К этому прибавьте неуклюжие повторения и топтания на одном месте вместо аргументирования. Но тут мы уж переходим от формы к содержанию.
Скажем заранее, что за гераклитовской[5] темнотой изложения отнюдь не скрывается гераклитовская глубина мысли.
Основные идеи книги г. Боборыкина, как он их формулирует в своей статье, таковы: 1) эволюция западно-европейского романа в первые две трети XIX ст. шла от субъективизма к объективизму, к расширению сфер захвата творчеством жизненного материала; 2) художественное творчество есть деятельность, удовлетворяющая самостоятельному чувству прекрасного, и потому научное обследование путей этого творчества совершенно не удовлетворяется социологической обработкой предмета, но требует самостоятельного анализа эволюции художественного творчества, как процесса самодовлеющего.

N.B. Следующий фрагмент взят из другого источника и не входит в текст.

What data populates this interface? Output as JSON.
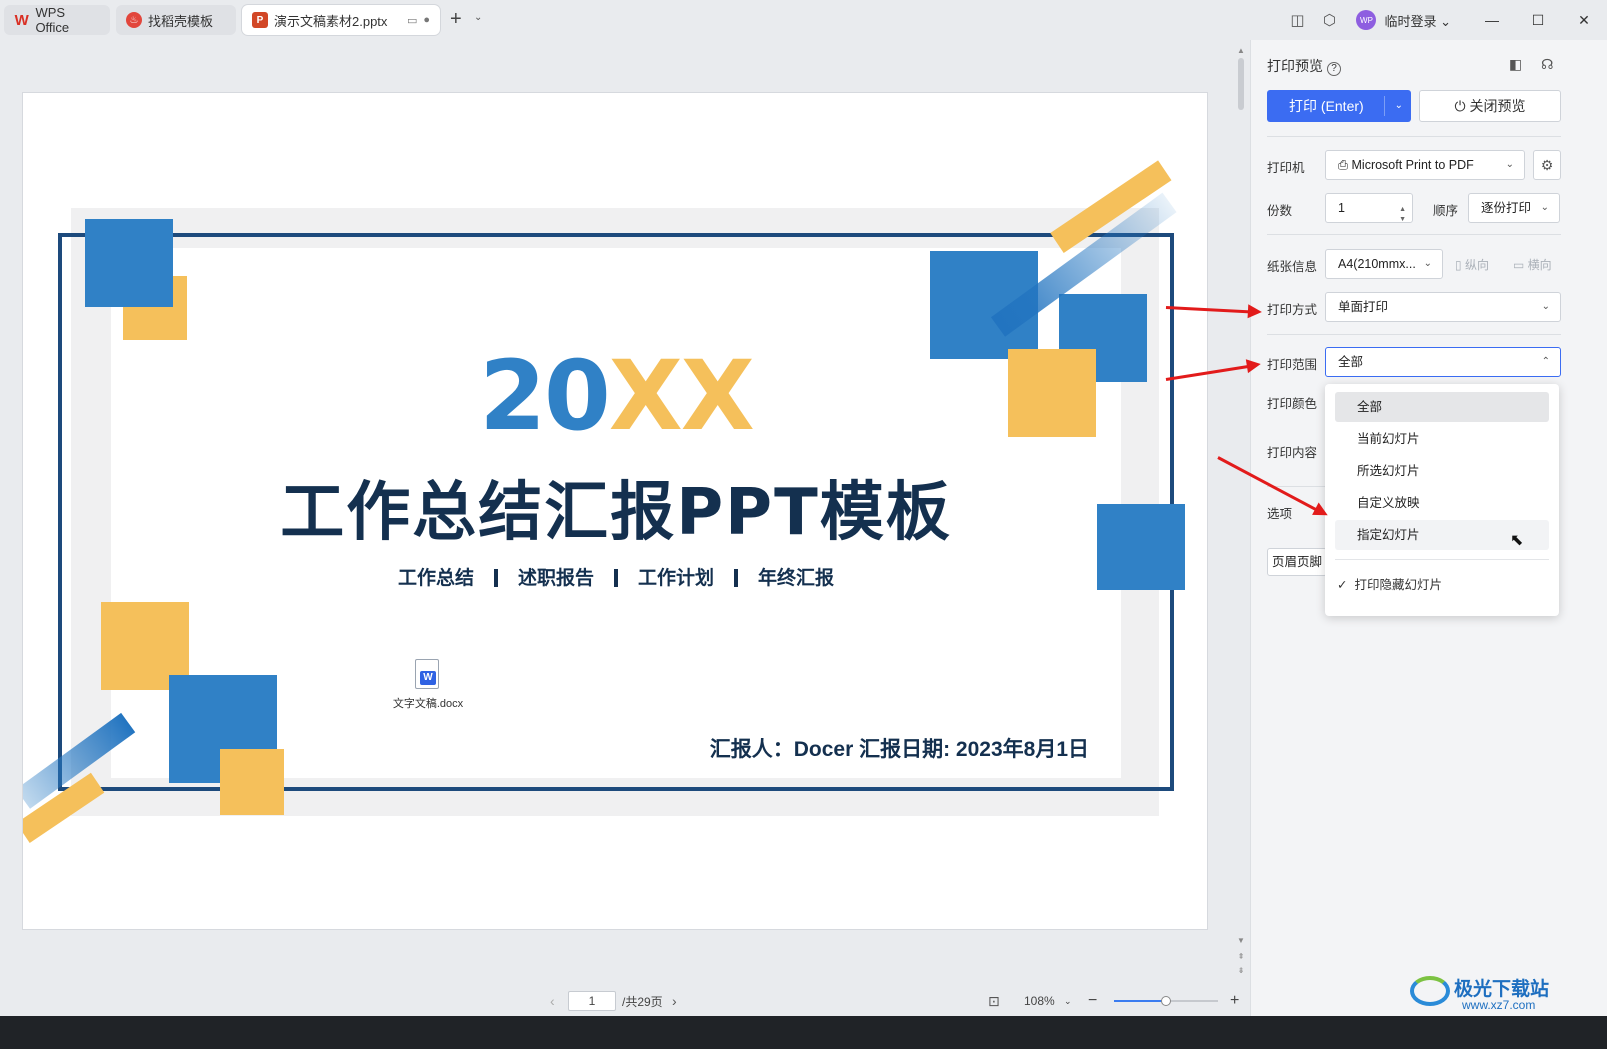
{
  "tabs": [
    {
      "label": "WPS Office",
      "icon": "wps-logo-icon"
    },
    {
      "label": "找稻壳模板",
      "icon": "docer-icon"
    },
    {
      "label": "演示文稿素材2.pptx",
      "icon": "ppt-file-icon"
    }
  ],
  "titlebar": {
    "user_initials": "WP",
    "user_label": "临时登录"
  },
  "slide": {
    "year_a": "20",
    "year_b": "XX",
    "title": "工作总结汇报PPT模板",
    "subtitles": [
      "工作总结",
      "述职报告",
      "工作计划",
      "年终汇报"
    ],
    "reporter": "汇报人：Docer  汇报日期: 2023年8月1日",
    "embedded_file": {
      "name": "文字文稿.docx",
      "badge": "W"
    },
    "colors": {
      "blue": "#3081c6",
      "yellow": "#f5c05b",
      "navy": "#14304f"
    }
  },
  "status": {
    "page_current": "1",
    "page_total": "/共29页",
    "zoom": "108%",
    "zoom_fraction": 0.5
  },
  "panel": {
    "title": "打印预览",
    "help": "?",
    "print_button": "打印 (Enter)",
    "close_button": "关闭预览",
    "printer_label": "打印机",
    "printer_value": "Microsoft Print to PDF",
    "copies_label": "份数",
    "copies_value": "1",
    "order_label": "顺序",
    "order_value": "逐份打印",
    "paper_label": "纸张信息",
    "paper_value": "A4(210mmx...",
    "portrait": "纵向",
    "landscape": "横向",
    "mode_label": "打印方式",
    "mode_value": "单面打印",
    "range_label": "打印范围",
    "range_value": "全部",
    "color_label": "打印颜色",
    "content_label": "打印内容",
    "options_label": "选项",
    "header_footer": "页眉页脚"
  },
  "range_dropdown": {
    "items": [
      "全部",
      "当前幻灯片",
      "所选幻灯片",
      "自定义放映",
      "指定幻灯片"
    ],
    "selected_index": 0,
    "hover_index": 4,
    "checkbox_label": "打印隐藏幻灯片",
    "checkbox_checked": true
  },
  "watermark": {
    "name": "极光下载站",
    "url": "www.xz7.com"
  }
}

Беру первый тезис. Я считаю себя совершенно некомпетентным судить о том, насколько утверждение г. Боборыкина о развитии романа в сторону объективизма верно со стороны своего внутреннего содержания. Допускаю, что утверждение справедливо. Стоит ли, однако, это обобщение выше социологического исследования литературных судеб? Нисколько. Ибо оно ничего не объясняет. Оно только констатирует наличность известных изменений, устанавливает факт и тем подготовляет почву для постановки и решения вопроса — почему? Обратимся с этим вопросом к г. Боборыкину. Почему (по каким причинам), — спросим мы, — развитие романа шло от субъективного к объективному творчеству? И знаете, что мы услышим в ответ? Буквально следующее: «Этот вопрос — почему? — сторонники положительного мировоззрения давно уже считают рискованным и ненаучным, стоящим вне исследования явлений природы и человеческой культуры. Не почему, а как сложилось известное явление — вот задача, которая стояла передо мной…». Прямо-таки трудно поверить, чтобы писатель такой разносторонней осведомленности, как г. Боборыкин, мог обмолвиться столь грубой несообразностью.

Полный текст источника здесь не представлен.